Pemerintah Indonesia mengecam perkembangan situasi terakhir di kompleks Masjid Al-Aqsa yang semakin memburuk.
Kementerian Luar Negeri (Kemenlu) Republik Indonesia menyatakan keprihatinannya dan mengecam situasi terakhir di Kompleks Masjid Al Aqsa, Yerusalem, yang memanas sebagai imbas dari upaya paksa Israel untuk membubarkan jemaah yang melakukan demonstrasi atas penutupan dan pembatasan akses masuk bagi umat Islam ke Kompleks Masjid Al-Aqsa baru-baru ini.
Dalam peristiwa berdarah tersebut, Imam Masjid Al-Aqsa Sheikh Ikrima Sabri terkena tembakan polisi Israel.
Menurut Jubir Kemenlu – Arrmanatha Nasir, dalam keterangan pers Kemenlu kemarin, Kamis (20/7/17), Pemerintah Indonesia juga mengecam langkah aparat keamanan Israel yang membatasi akses umat Muslim ke Kompleks Mesjid Al-Aqsa. Karena dengan kebijakan tersebut membuat umat Muslim tidak bisa beribadah dengan bebas sebagaimana haknya.
“Dalam kaitan ini Indonesia mendesak Israel untuk tidak mengubah status quo Kompleks Al-Aqsa agar Masjid Al-Aqsa dan the Dome of the Rock tetap sebagai tempat suci untuk dapat diakses bagi semua umat Muslim,” tutut Arrmanatha Nasir.
Selain itu, lanjut Arrmanatha Nasir, Pemerintah Indonesia meminta Israel untuk segera memulihkan stabilitas dan keamanan di Kompleks Al-Aqsa tersebut. Indonesia juga mengajak semua pihak untuk menahan diri, agar situasi tidak memburuk.

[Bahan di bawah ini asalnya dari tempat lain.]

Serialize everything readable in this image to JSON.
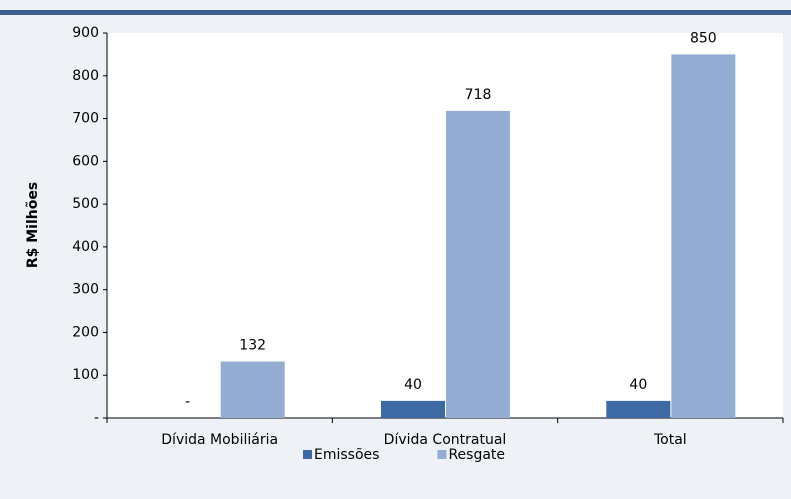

Dalam kronologisnya, penutupan dan pengamanan ekstra ketat diberlakukan setelah aksi penembakan yang menewaskan dua polisi oleh tiga orang Arab di dekat komplek Masjid Al-Aqsa, Jumat (14/7/2017). Ketiga pelaku serangan akhirnya ditembak mati di pekarangan Masjid Al-Aqsa. Selanjutnya, pihak berwenang Israel mengambil keputusan untuk menutup Kompleks M untuk shalat Jumat. Tindakan tersebut untuk pertama kalinya umat Islam dihalangi menunaikan shalat Jumat di masjid itu, sejak 1969. Hal tersebutlah yang memicu kemarahan dari umat Muslim di sana.